DOD simulation workers to get an e-learning portal

The Advanced Distance Learning Co-Lab

The Air Force is developing a distance-learning Web portal specifically for its modeling and simulation workforce.

The service developed a prototype portal with the Defense Department's Joint Advanced Distributed Learning Collaborative Laboratory, one of three so-called co-labs working on distance-learning issues. Created about a year ago, the joint laboratory has 25 pilot programs sponsored by the individual services and various defense agencies including the Air Force simulation community portal, which will be in development until June 2002.

The portal will give service-specific information to new personnel coming into the modeling and simulation divisions, said Dianne Parrish, professional development branch chief at the Air Force Agency for Modeling and Simulation (AFAMS) in Orlando. "They have to wait quite a while before they get any fundamental training, and they never really get Air Force-specific training," she said. "This was, we thought, a great opportunity to get that information out to them upon assignment and to improve their job performance."

Unlike the other services, the Air Force does not have a separate modeling and simulation career path because it does not have enough positions to warrant it. So it relies on on-the-job training to bring people into the field, said Col. Gerard Veshosky, chief of the AFAMS operations division. A commander can determine if someone is qualified after a year on the job.

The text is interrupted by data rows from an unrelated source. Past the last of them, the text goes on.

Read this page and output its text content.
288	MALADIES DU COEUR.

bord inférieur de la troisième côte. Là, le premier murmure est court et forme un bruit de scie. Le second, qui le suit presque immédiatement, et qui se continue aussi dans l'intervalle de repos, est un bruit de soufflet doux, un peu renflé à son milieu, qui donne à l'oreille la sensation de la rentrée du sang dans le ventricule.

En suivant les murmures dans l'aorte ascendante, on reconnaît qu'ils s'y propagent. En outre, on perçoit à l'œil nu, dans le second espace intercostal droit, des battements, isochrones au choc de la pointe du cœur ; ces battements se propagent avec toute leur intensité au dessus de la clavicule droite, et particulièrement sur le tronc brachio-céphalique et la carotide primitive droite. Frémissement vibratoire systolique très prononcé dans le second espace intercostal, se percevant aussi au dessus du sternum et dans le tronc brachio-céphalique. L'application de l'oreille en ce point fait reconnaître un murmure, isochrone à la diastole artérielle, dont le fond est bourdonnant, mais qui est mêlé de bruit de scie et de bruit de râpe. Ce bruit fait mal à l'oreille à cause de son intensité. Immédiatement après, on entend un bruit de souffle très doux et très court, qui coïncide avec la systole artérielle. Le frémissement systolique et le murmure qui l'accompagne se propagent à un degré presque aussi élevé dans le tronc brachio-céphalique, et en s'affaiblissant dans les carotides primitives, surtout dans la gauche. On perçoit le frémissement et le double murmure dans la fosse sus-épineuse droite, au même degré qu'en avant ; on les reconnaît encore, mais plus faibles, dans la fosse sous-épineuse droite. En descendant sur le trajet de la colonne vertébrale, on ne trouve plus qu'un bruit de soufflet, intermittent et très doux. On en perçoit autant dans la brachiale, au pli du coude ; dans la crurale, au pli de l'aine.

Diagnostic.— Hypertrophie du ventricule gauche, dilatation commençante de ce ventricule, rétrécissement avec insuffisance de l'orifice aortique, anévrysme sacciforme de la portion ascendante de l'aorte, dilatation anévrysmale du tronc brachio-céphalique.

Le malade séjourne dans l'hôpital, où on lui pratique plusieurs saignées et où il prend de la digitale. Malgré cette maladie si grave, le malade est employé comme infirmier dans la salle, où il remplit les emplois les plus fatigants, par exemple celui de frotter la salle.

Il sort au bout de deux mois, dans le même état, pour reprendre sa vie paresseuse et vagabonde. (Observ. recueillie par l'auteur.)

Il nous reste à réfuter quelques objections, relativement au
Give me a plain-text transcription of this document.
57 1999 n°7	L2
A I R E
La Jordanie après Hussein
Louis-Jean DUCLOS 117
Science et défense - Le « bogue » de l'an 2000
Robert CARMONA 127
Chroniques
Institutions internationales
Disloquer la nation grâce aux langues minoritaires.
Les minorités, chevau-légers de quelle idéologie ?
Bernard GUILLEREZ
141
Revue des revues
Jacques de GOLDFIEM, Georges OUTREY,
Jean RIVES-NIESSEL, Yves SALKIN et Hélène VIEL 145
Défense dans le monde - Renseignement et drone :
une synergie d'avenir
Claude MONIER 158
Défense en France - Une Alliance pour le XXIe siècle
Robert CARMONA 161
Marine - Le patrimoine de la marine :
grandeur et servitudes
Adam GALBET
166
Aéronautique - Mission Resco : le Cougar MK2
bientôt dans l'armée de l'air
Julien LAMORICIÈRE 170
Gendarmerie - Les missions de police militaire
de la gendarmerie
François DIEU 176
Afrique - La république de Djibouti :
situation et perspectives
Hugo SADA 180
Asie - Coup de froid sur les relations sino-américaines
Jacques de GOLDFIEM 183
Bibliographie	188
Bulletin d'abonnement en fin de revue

The portal will serve as an online school for those service members who enter into the modeling and simulation field, Veshosky said, because "not everyone can go to the schoolhouse."

Air Force modeling and simulation personnel work in three areas: training, acquisition and analysis. The new Web portal will enable them to take online courses designed specifically for their area of expertise, as well as more general courses. The prototype has courses at the novice level, but later versions will include courses at the intermediate and advanced levels.

Courses on the prototype site include intermittent quizzes to ensure that users understand the information presented.

"We want [personnel] to be able to come to one place to get modeling and simulation information," Parrish said. "It is going to serve to provide them not only with training but with refresher training."


The Defense Department created the Joint Advanced Distributed Learning

Collaborative Laboratory in 1999 at the Institute for Defense Analysis.

The lab encourages collaborative research, development and assessment of

tools, standards, content and guidelines for distance learning.

In January 2000, the Pentagon established an independent Academic ADL

Co-Lab with the University of Wisconsin System and the Wisconsin Technical

College System to promote development of next-generation technologies that

enable distributed learning, principally among academic institutions.